Reversing a decision it made last summer, the U.S. Marine Corps has decided earlier this week to allow Marines to use Web 2.0 tools such as Facebook, Twitter and MySpace to keep in touch with family and friends.  The service now encourages “responsible and effective use” of social networking technology.

As quoted by Wired.com, a new directive states that “The Marine Corps embraces and strives to leverage the advances of internet-based capabilities. Effective immediately, internet-based capabilities will be made available to all MCEN [Marine Corps Enterprise Network] users.”

That’s a dramatic reversal from last August. That’s when the Marine Corps’ order, valid for one year and issued by its CIO, General G. J. Allen, said that Web 2.0 “sites in general are a proven haven for malicious actors and content and are particularly high risk due to information exposure, user-generated content and targeting by adversaries.

“The very nature of social-networking sites creates a larger attack and exploitation window, exposes unnecessary information to adversaries and provides an easy conduit for information leakage,” that puts the Corps and its networks in danger. Here is more background on the ban itself, from PCWorld magazine.

While military officials would concede the value of Web 2.0 tools to help soldiers keep in touch with their families and maintain morale, they worried that a casual remark by a Marine might disclose operational information that could be intercepted and jeopardize.

But as Wired noted in its report, Marine Corp decision-makers who are still wary of this kind of openness may want to read this fascinating piece in Small Wars Journal by Maj. Kelly Webster, recently chief of plans and regimental executive officer for the 2nd Brigade Combat Team, 82nd Airborne Division. During Haiti relief operations, Webster writes, using unclassified communications was essential to information-sharing:

The wars in Iraq and Afghanistan are fought on classified information systems. While an operational necessity for these conflicts, most disaster relief partners, to include a majority of the US Embassy staff, can neither see nor access classified material. During the initial days of the relief operation, the ability to pass timely and accurate information was arguably as important as the availability of food and water. In the initial weeks of Operation UNIFIED RESPONSE, Blackberry text messages became the primary means of communication, chiefly because they were the simplest and most reliable means of corresponding with the host of US Government agencies, United Nations offices, and Non-Governmental Organizations (NGOs) coordinating the relief efforts.

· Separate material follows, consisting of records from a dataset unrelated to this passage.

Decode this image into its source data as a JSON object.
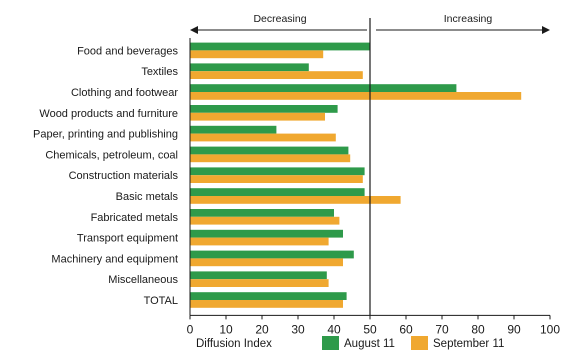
{
  "chart_data": {
    "type": "bar",
    "orientation": "horizontal",
    "title": "",
    "xlabel": "Diffusion Index",
    "ylabel": "",
    "xlim": [
      0,
      100
    ],
    "x_ticks": [
      0,
      10,
      20,
      30,
      40,
      50,
      60,
      70,
      80,
      90,
      100
    ],
    "reference_line": 50,
    "direction_labels": {
      "left": "Decreasing",
      "right": "Increasing"
    },
    "categories": [
      "Food and beverages",
      "Textiles",
      "Clothing and footwear",
      "Wood products and furniture",
      "Paper, printing and publishing",
      "Chemicals, petroleum, coal",
      "Construction materials",
      "Basic metals",
      "Fabricated metals",
      "Transport equipment",
      "Machinery and equipment",
      "Miscellaneous",
      "TOTAL"
    ],
    "series": [
      {
        "name": "August 11",
        "color": "#2e9a4a",
        "values": [
          50,
          33,
          74,
          41,
          24,
          44,
          48.5,
          48.5,
          40,
          42.5,
          45.5,
          38,
          43.5
        ]
      },
      {
        "name": "September 11",
        "color": "#f0a830",
        "values": [
          37,
          48,
          92,
          37.5,
          40.5,
          44.5,
          48,
          58.5,
          41.5,
          38.5,
          42.5,
          38.5,
          42.5
        ]
      }
    ],
    "grid": false,
    "legend_position": "bottom"
  }
}
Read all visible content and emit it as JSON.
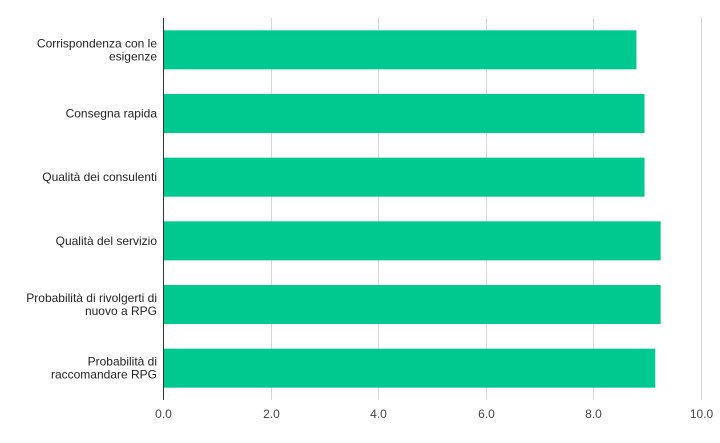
{
  "chart_data": {
    "type": "bar",
    "orientation": "horizontal",
    "categories": [
      [
        "Corrispondenza con le",
        "esigenze"
      ],
      [
        "Consegna rapida"
      ],
      [
        "Qualità dei consulenti"
      ],
      [
        "Qualità del servizio"
      ],
      [
        "Probabilità di rivolgerti di",
        "nuovo a RPG"
      ],
      [
        "Probabilità di",
        "raccomandare RPG"
      ]
    ],
    "values": [
      8.8,
      8.95,
      8.95,
      9.25,
      9.25,
      9.15
    ],
    "xlim": [
      0,
      10
    ],
    "xticks": [
      "0.0",
      "2.0",
      "4.0",
      "6.0",
      "8.0",
      "10.0"
    ],
    "title": "",
    "xlabel": "",
    "ylabel": "",
    "grid": true,
    "legend": "none",
    "colors": {
      "bar": "#00c98f",
      "grid": "#d6d6d6",
      "axis": "#333333"
    }
  }
}
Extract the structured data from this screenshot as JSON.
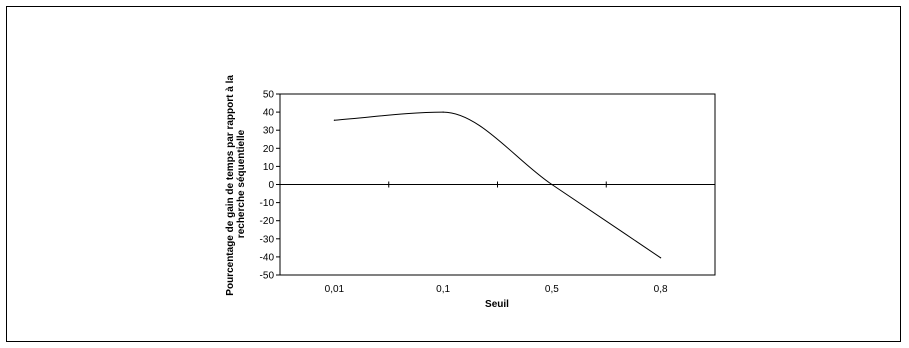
{
  "chart_data": {
    "type": "line",
    "title": "",
    "xlabel": "Seuil",
    "ylabel": [
      "Pourcentage de gain de temps par rapport à la",
      "recherche séquentielle"
    ],
    "categories": [
      "0,01",
      "0,1",
      "0,5",
      "0,8"
    ],
    "ylim": [
      -50,
      50
    ],
    "ytick_step": 10,
    "ytick_labels": [
      "50",
      "40",
      "30",
      "20",
      "10",
      "0",
      "-10",
      "-20",
      "-30",
      "-40",
      "-50"
    ],
    "series": [
      {
        "values": [
          35.5,
          40,
          0,
          -40.5
        ]
      }
    ],
    "grid": false,
    "legend": "none",
    "line_color": "#000000"
  }
}
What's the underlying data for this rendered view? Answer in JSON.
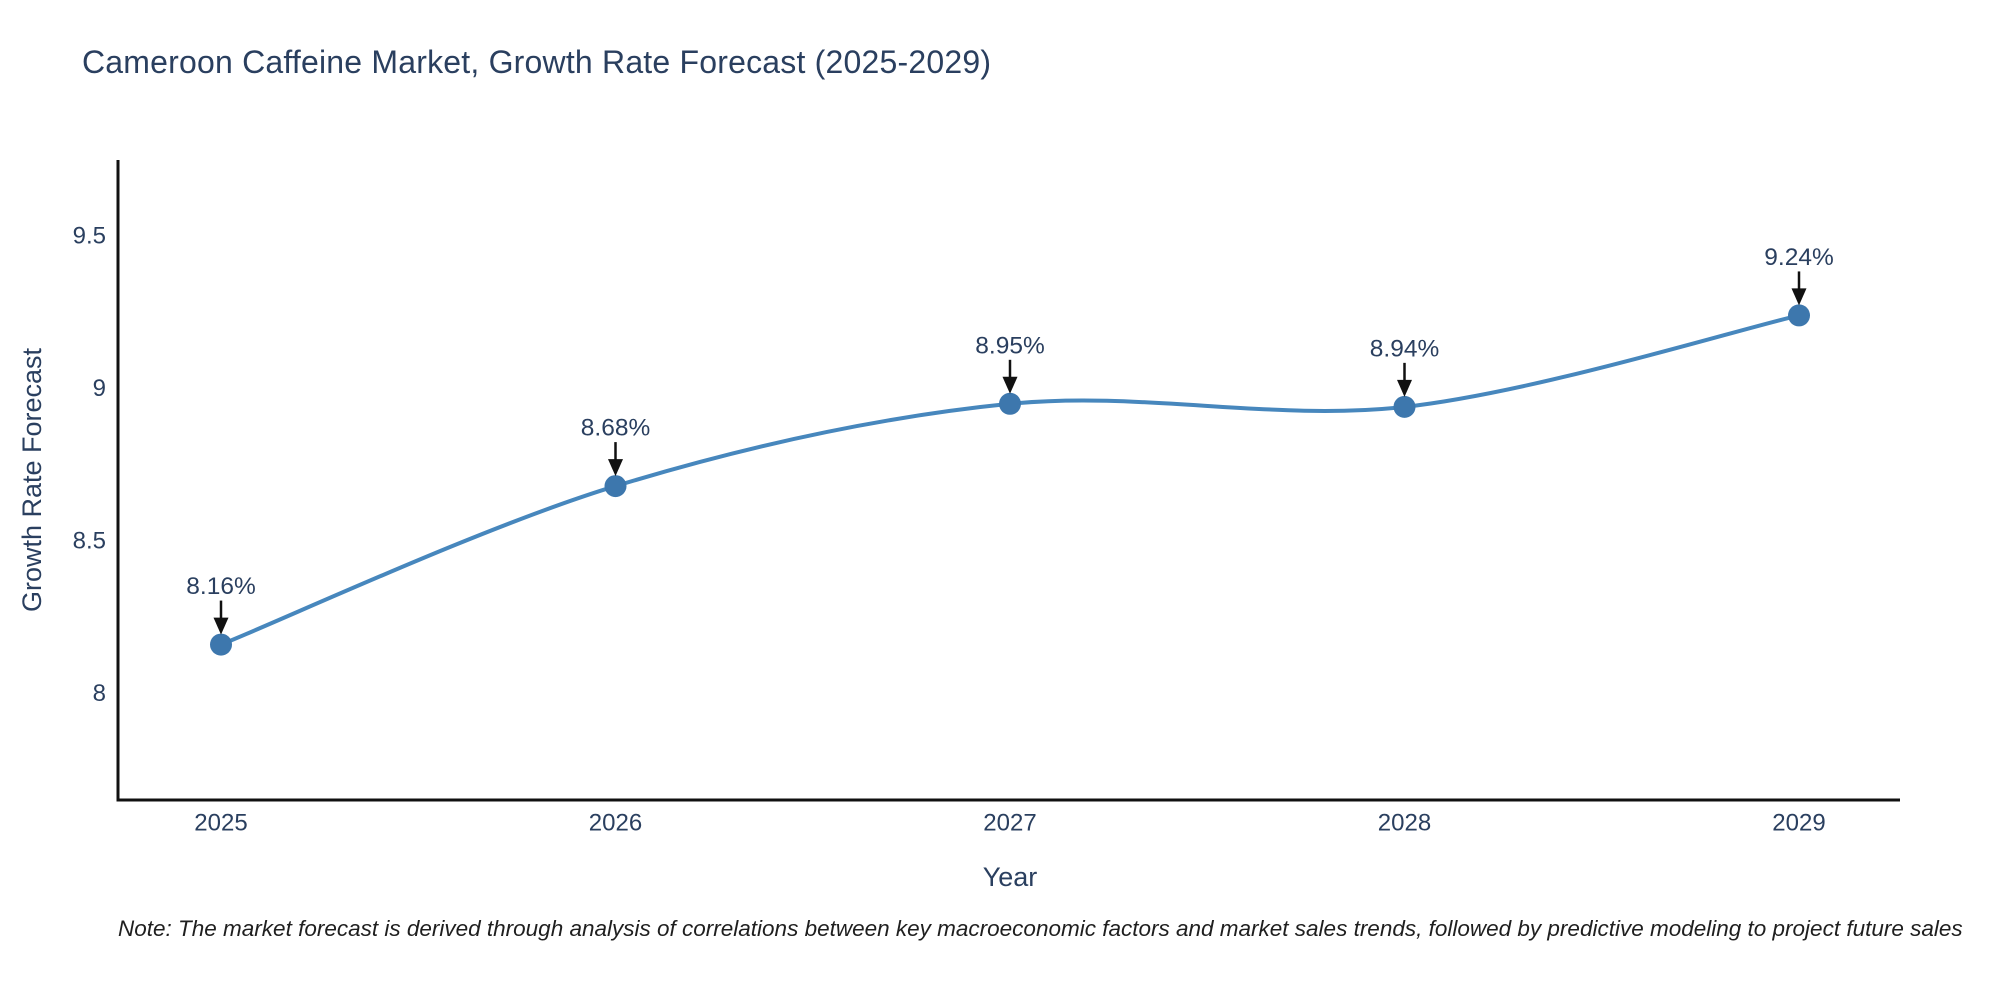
{
  "header": {
    "title": "Cameroon Caffeine Market, Growth Rate Forecast (2025-2029)"
  },
  "chart_data": {
    "type": "line",
    "title": "Cameroon Caffeine Market, Growth Rate Forecast (2025-2029)",
    "x": [
      2025,
      2026,
      2027,
      2028,
      2029
    ],
    "x_tick_labels": [
      "2025",
      "2026",
      "2027",
      "2028",
      "2029"
    ],
    "series": [
      {
        "name": "Growth Rate Forecast",
        "values": [
          8.16,
          8.68,
          8.95,
          8.94,
          9.24
        ]
      }
    ],
    "point_labels": [
      "8.16%",
      "8.68%",
      "8.95%",
      "8.94%",
      "9.24%"
    ],
    "xlabel": "Year",
    "ylabel": "Growth Rate Forecast",
    "yticks": [
      8,
      8.5,
      9,
      9.5
    ],
    "ytick_labels": [
      "8",
      "8.5",
      "9",
      "9.5"
    ],
    "ylim": [
      7.65,
      9.75
    ],
    "grid": false,
    "legend_position": "none",
    "line_shape": "spline",
    "annotation_arrows": true,
    "colors": {
      "line": "#4787bd",
      "marker": "#3d77ad",
      "text": "#2a3f5f",
      "axis": "#111111",
      "arrow": "#111111",
      "background": "#ffffff"
    }
  },
  "footnote": {
    "text": "Note: The market forecast is derived through analysis of correlations between key macroeconomic factors and market sales trends, followed by predictive modeling to project future sales"
  }
}
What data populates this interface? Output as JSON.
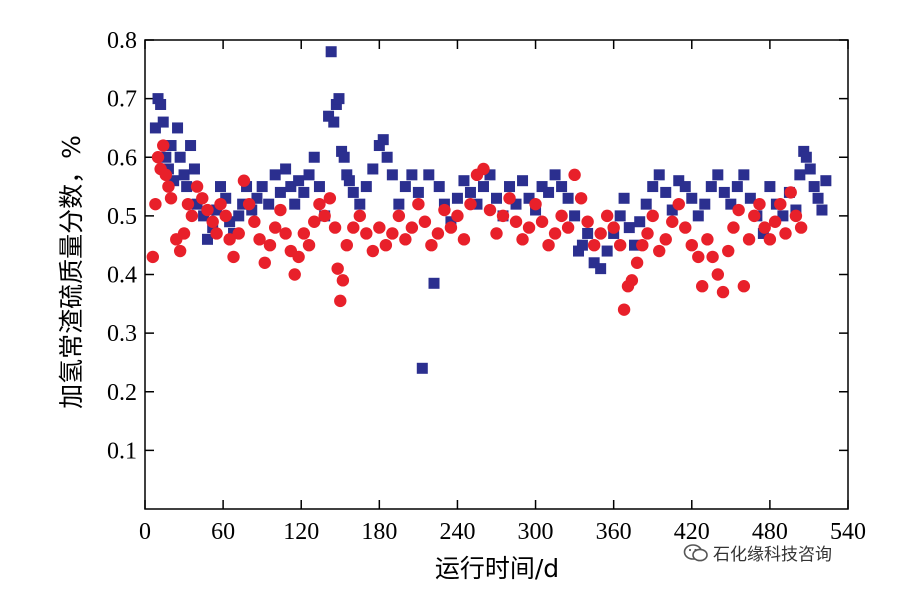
{
  "chart_data": {
    "type": "scatter",
    "title": "",
    "xlabel": "运行时间/d",
    "ylabel": "加氢常渣硫质量分数，%",
    "xlim": [
      0,
      540
    ],
    "ylim": [
      0,
      0.8
    ],
    "x_ticks": [
      "0",
      "60",
      "120",
      "180",
      "240",
      "300",
      "360",
      "420",
      "480",
      "540"
    ],
    "y_ticks": [
      "0.1",
      "0.2",
      "0.3",
      "0.4",
      "0.5",
      "0.6",
      "0.7",
      "0.8"
    ],
    "grid": false,
    "legend": "none",
    "series": [
      {
        "marker": "square",
        "color": "#2b2f8f",
        "points": [
          [
            8,
            0.65
          ],
          [
            10,
            0.7
          ],
          [
            12,
            0.69
          ],
          [
            14,
            0.66
          ],
          [
            16,
            0.6
          ],
          [
            18,
            0.58
          ],
          [
            20,
            0.62
          ],
          [
            22,
            0.56
          ],
          [
            25,
            0.65
          ],
          [
            27,
            0.6
          ],
          [
            30,
            0.57
          ],
          [
            32,
            0.55
          ],
          [
            35,
            0.62
          ],
          [
            38,
            0.58
          ],
          [
            40,
            0.52
          ],
          [
            45,
            0.5
          ],
          [
            48,
            0.46
          ],
          [
            52,
            0.48
          ],
          [
            55,
            0.51
          ],
          [
            58,
            0.55
          ],
          [
            62,
            0.53
          ],
          [
            65,
            0.49
          ],
          [
            68,
            0.47
          ],
          [
            72,
            0.5
          ],
          [
            75,
            0.52
          ],
          [
            78,
            0.55
          ],
          [
            82,
            0.51
          ],
          [
            86,
            0.53
          ],
          [
            90,
            0.55
          ],
          [
            95,
            0.52
          ],
          [
            100,
            0.57
          ],
          [
            104,
            0.54
          ],
          [
            108,
            0.58
          ],
          [
            112,
            0.55
          ],
          [
            115,
            0.52
          ],
          [
            118,
            0.56
          ],
          [
            122,
            0.54
          ],
          [
            126,
            0.57
          ],
          [
            130,
            0.6
          ],
          [
            134,
            0.55
          ],
          [
            138,
            0.5
          ],
          [
            141,
            0.67
          ],
          [
            143,
            0.78
          ],
          [
            145,
            0.66
          ],
          [
            147,
            0.69
          ],
          [
            149,
            0.7
          ],
          [
            151,
            0.61
          ],
          [
            153,
            0.6
          ],
          [
            155,
            0.57
          ],
          [
            157,
            0.56
          ],
          [
            160,
            0.54
          ],
          [
            165,
            0.52
          ],
          [
            170,
            0.55
          ],
          [
            175,
            0.58
          ],
          [
            180,
            0.62
          ],
          [
            183,
            0.63
          ],
          [
            186,
            0.6
          ],
          [
            190,
            0.57
          ],
          [
            195,
            0.52
          ],
          [
            200,
            0.55
          ],
          [
            205,
            0.57
          ],
          [
            210,
            0.54
          ],
          [
            213,
            0.24
          ],
          [
            218,
            0.57
          ],
          [
            222,
            0.385
          ],
          [
            226,
            0.55
          ],
          [
            230,
            0.52
          ],
          [
            235,
            0.49
          ],
          [
            240,
            0.53
          ],
          [
            245,
            0.56
          ],
          [
            250,
            0.54
          ],
          [
            255,
            0.52
          ],
          [
            260,
            0.55
          ],
          [
            265,
            0.57
          ],
          [
            270,
            0.53
          ],
          [
            275,
            0.5
          ],
          [
            280,
            0.55
          ],
          [
            285,
            0.52
          ],
          [
            290,
            0.56
          ],
          [
            295,
            0.53
          ],
          [
            300,
            0.51
          ],
          [
            305,
            0.55
          ],
          [
            310,
            0.54
          ],
          [
            315,
            0.57
          ],
          [
            320,
            0.55
          ],
          [
            325,
            0.53
          ],
          [
            330,
            0.5
          ],
          [
            333,
            0.44
          ],
          [
            336,
            0.45
          ],
          [
            340,
            0.47
          ],
          [
            345,
            0.42
          ],
          [
            350,
            0.41
          ],
          [
            355,
            0.44
          ],
          [
            360,
            0.47
          ],
          [
            365,
            0.5
          ],
          [
            368,
            0.53
          ],
          [
            372,
            0.48
          ],
          [
            376,
            0.45
          ],
          [
            380,
            0.49
          ],
          [
            385,
            0.52
          ],
          [
            390,
            0.55
          ],
          [
            395,
            0.57
          ],
          [
            400,
            0.54
          ],
          [
            405,
            0.51
          ],
          [
            410,
            0.56
          ],
          [
            415,
            0.55
          ],
          [
            420,
            0.53
          ],
          [
            425,
            0.5
          ],
          [
            430,
            0.52
          ],
          [
            435,
            0.55
          ],
          [
            440,
            0.57
          ],
          [
            445,
            0.54
          ],
          [
            450,
            0.52
          ],
          [
            455,
            0.55
          ],
          [
            460,
            0.57
          ],
          [
            465,
            0.53
          ],
          [
            470,
            0.5
          ],
          [
            475,
            0.47
          ],
          [
            480,
            0.55
          ],
          [
            485,
            0.52
          ],
          [
            490,
            0.5
          ],
          [
            495,
            0.54
          ],
          [
            500,
            0.51
          ],
          [
            503,
            0.57
          ],
          [
            506,
            0.61
          ],
          [
            508,
            0.6
          ],
          [
            511,
            0.58
          ],
          [
            514,
            0.55
          ],
          [
            517,
            0.53
          ],
          [
            520,
            0.51
          ],
          [
            523,
            0.56
          ]
        ]
      },
      {
        "marker": "circle",
        "color": "#e8202a",
        "points": [
          [
            6,
            0.43
          ],
          [
            8,
            0.52
          ],
          [
            10,
            0.6
          ],
          [
            12,
            0.58
          ],
          [
            14,
            0.62
          ],
          [
            16,
            0.57
          ],
          [
            18,
            0.55
          ],
          [
            20,
            0.53
          ],
          [
            24,
            0.46
          ],
          [
            27,
            0.44
          ],
          [
            30,
            0.47
          ],
          [
            33,
            0.52
          ],
          [
            36,
            0.5
          ],
          [
            40,
            0.55
          ],
          [
            44,
            0.53
          ],
          [
            48,
            0.51
          ],
          [
            52,
            0.49
          ],
          [
            55,
            0.47
          ],
          [
            58,
            0.52
          ],
          [
            62,
            0.5
          ],
          [
            65,
            0.46
          ],
          [
            68,
            0.43
          ],
          [
            72,
            0.47
          ],
          [
            76,
            0.56
          ],
          [
            80,
            0.52
          ],
          [
            84,
            0.49
          ],
          [
            88,
            0.46
          ],
          [
            92,
            0.42
          ],
          [
            96,
            0.45
          ],
          [
            100,
            0.48
          ],
          [
            104,
            0.51
          ],
          [
            108,
            0.47
          ],
          [
            112,
            0.44
          ],
          [
            115,
            0.4
          ],
          [
            118,
            0.43
          ],
          [
            122,
            0.47
          ],
          [
            126,
            0.45
          ],
          [
            130,
            0.49
          ],
          [
            134,
            0.52
          ],
          [
            138,
            0.5
          ],
          [
            142,
            0.53
          ],
          [
            146,
            0.48
          ],
          [
            148,
            0.41
          ],
          [
            150,
            0.355
          ],
          [
            152,
            0.39
          ],
          [
            155,
            0.45
          ],
          [
            160,
            0.48
          ],
          [
            165,
            0.5
          ],
          [
            170,
            0.47
          ],
          [
            175,
            0.44
          ],
          [
            180,
            0.48
          ],
          [
            185,
            0.45
          ],
          [
            190,
            0.47
          ],
          [
            195,
            0.5
          ],
          [
            200,
            0.46
          ],
          [
            205,
            0.48
          ],
          [
            210,
            0.52
          ],
          [
            215,
            0.49
          ],
          [
            220,
            0.45
          ],
          [
            225,
            0.47
          ],
          [
            230,
            0.51
          ],
          [
            235,
            0.48
          ],
          [
            240,
            0.5
          ],
          [
            245,
            0.46
          ],
          [
            250,
            0.52
          ],
          [
            255,
            0.57
          ],
          [
            260,
            0.58
          ],
          [
            265,
            0.51
          ],
          [
            270,
            0.47
          ],
          [
            275,
            0.5
          ],
          [
            280,
            0.53
          ],
          [
            285,
            0.49
          ],
          [
            290,
            0.46
          ],
          [
            295,
            0.48
          ],
          [
            300,
            0.52
          ],
          [
            305,
            0.49
          ],
          [
            310,
            0.45
          ],
          [
            315,
            0.47
          ],
          [
            320,
            0.5
          ],
          [
            325,
            0.48
          ],
          [
            330,
            0.57
          ],
          [
            335,
            0.53
          ],
          [
            340,
            0.49
          ],
          [
            345,
            0.45
          ],
          [
            350,
            0.47
          ],
          [
            355,
            0.5
          ],
          [
            360,
            0.48
          ],
          [
            365,
            0.45
          ],
          [
            368,
            0.34
          ],
          [
            371,
            0.38
          ],
          [
            374,
            0.39
          ],
          [
            378,
            0.42
          ],
          [
            382,
            0.45
          ],
          [
            386,
            0.47
          ],
          [
            390,
            0.5
          ],
          [
            395,
            0.44
          ],
          [
            400,
            0.46
          ],
          [
            405,
            0.49
          ],
          [
            410,
            0.52
          ],
          [
            415,
            0.48
          ],
          [
            420,
            0.45
          ],
          [
            425,
            0.43
          ],
          [
            428,
            0.38
          ],
          [
            432,
            0.46
          ],
          [
            436,
            0.43
          ],
          [
            440,
            0.4
          ],
          [
            444,
            0.37
          ],
          [
            448,
            0.44
          ],
          [
            452,
            0.48
          ],
          [
            456,
            0.51
          ],
          [
            460,
            0.38
          ],
          [
            464,
            0.46
          ],
          [
            468,
            0.5
          ],
          [
            472,
            0.52
          ],
          [
            476,
            0.48
          ],
          [
            480,
            0.46
          ],
          [
            484,
            0.49
          ],
          [
            488,
            0.52
          ],
          [
            492,
            0.47
          ],
          [
            496,
            0.54
          ],
          [
            500,
            0.5
          ],
          [
            504,
            0.48
          ]
        ]
      }
    ]
  },
  "watermark": {
    "icon": "wechat-icon",
    "text": "石化缘科技咨询"
  }
}
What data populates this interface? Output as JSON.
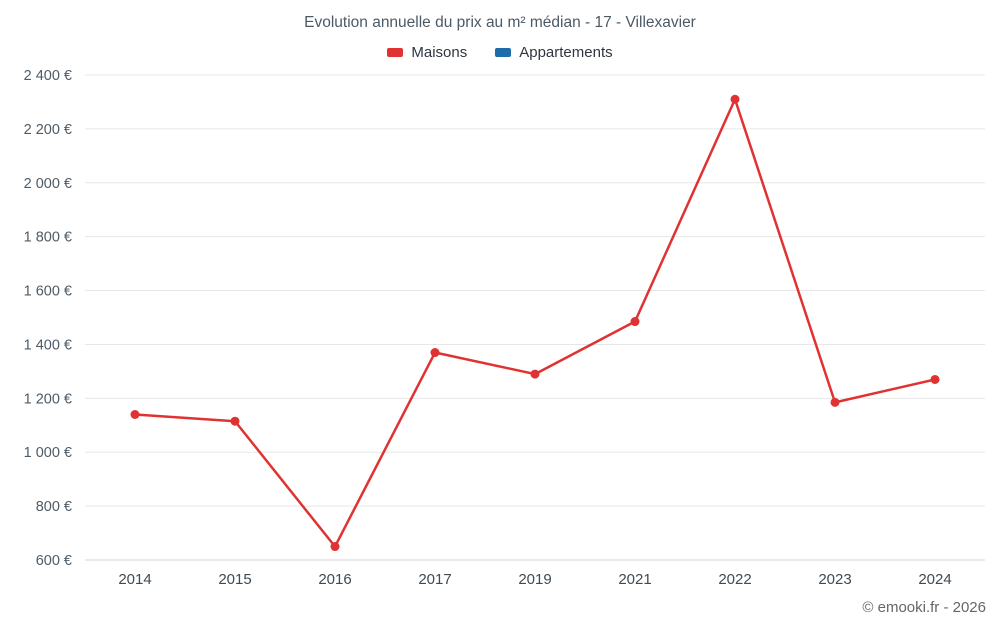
{
  "header": {
    "title": "Evolution annuelle du prix au m² médian - 17 - Villexavier"
  },
  "legend": {
    "items": [
      {
        "label": "Maisons",
        "color": "#e03232"
      },
      {
        "label": "Appartements",
        "color": "#1b6ca8"
      }
    ]
  },
  "footer": {
    "copyright": "© emooki.fr - 2026"
  },
  "chart_data": {
    "type": "line",
    "title": "Evolution annuelle du prix au m² médian - 17 - Villexavier",
    "categories": [
      "2014",
      "2015",
      "2016",
      "2017",
      "2019",
      "2021",
      "2022",
      "2023",
      "2024"
    ],
    "series": [
      {
        "name": "Maisons",
        "color": "#e03232",
        "values": [
          1140,
          1115,
          650,
          1370,
          1290,
          1485,
          2310,
          1185,
          1270
        ]
      },
      {
        "name": "Appartements",
        "color": "#1b6ca8",
        "values": []
      }
    ],
    "xlabel": "",
    "ylabel": "",
    "ylim": [
      600,
      2400
    ],
    "ytick_step": 200,
    "ytick_suffix": "€",
    "grid": "horizontal",
    "legend_position": "top"
  }
}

When you think about it, every institution is society is being transformed by the digital revolution and the Internet, including the military.  Military organizations are structured to fight old style industrial wars where nations are pitted against nations and where soldiers keep quiet, stay isolated from family and friends and do as they’re told.

The real threat to effective military organizations is not openness and providing access for soldiers to the web.  It’s the opposite — sticking to old models that were designed for previous times.